しんしんと雪の降る中。もう限界だと、エネミーから逃げ切ったマスターは雪に身体をあおむけの状態で沈める。本来であったならば、そんなことをしたら凍傷の危険性もあることは分かっている。ただ、両足に怪我を負った状態で、腕に矢を受けた状態で。無理やり体を動かして逃げ切ったその体には、これ以上今動くのは難しかった。
「きみ、死ぬの?」
黒に近い濃い色の髪の毛。立香の瞳にかろうじてぼんやり見える青い瞳は空を映しているよう。定まらない思考を読まれたのか、ちっという音が響いた。
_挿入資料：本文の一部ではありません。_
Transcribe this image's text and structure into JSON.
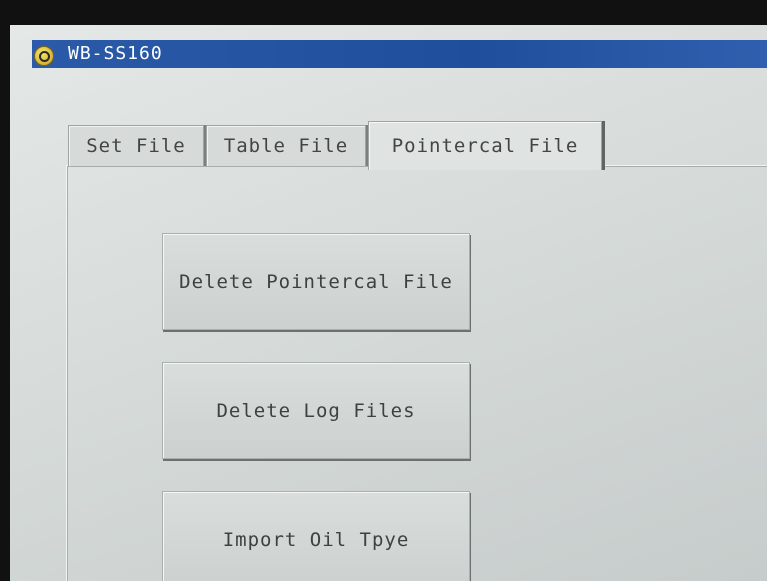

「まだ、死ぬつもりはないけど、そのうち死ぬことにはなるかな?」
「案外、汎人類史も脆いもんだな」
「あはは、確かに。私が死んだら終わりだもんね」
可笑しくもないのに笑いがこみ上げる。私が死んだら人類が終るだなんて、そんなことを立香はあまり考えたことはなかった。ただ生きるために動き続けている。それだけだった。
「なあ。俺が……今終わらせてやろうか?」
楽になってしまえばいい。もう戻れないなら壊れてしまえばいい。近づいてきたのか、はっきりとした視界に映るオベロンの顔。その顔に立香は微笑みかける。
「ううん、今はいいよ。だってここ、オベロンの領地だった場所みたいに、綺麗で、あたたかいところじゃん」
きっとこれは幻覚なんだろうなと藤丸立香は笑い始める。ここはウェールズの秋の森ではない。ましてや吹雪いてきている雪山だ。オベロンは再び舌打ちをして、再臨段階を変えて白い外套を立香に被せる。雪に埋もれているけれど、これならば助けに来るまで幾分かましだろうとそのまま巻き付ける。そうして、せめてと目を閉じさせて現実も幻覚も見せないようにさせる。 きみの最後はなにもない。真っ暗で、落ちていることだけを感じられる場所であればいい。一瞬浮かんだ思考と、雪風の寒さに嫌悪を感じつつ、まだ死ぬつもりはないと言った立香に、その通りに事を運んでやるかと考えるオベロンであった。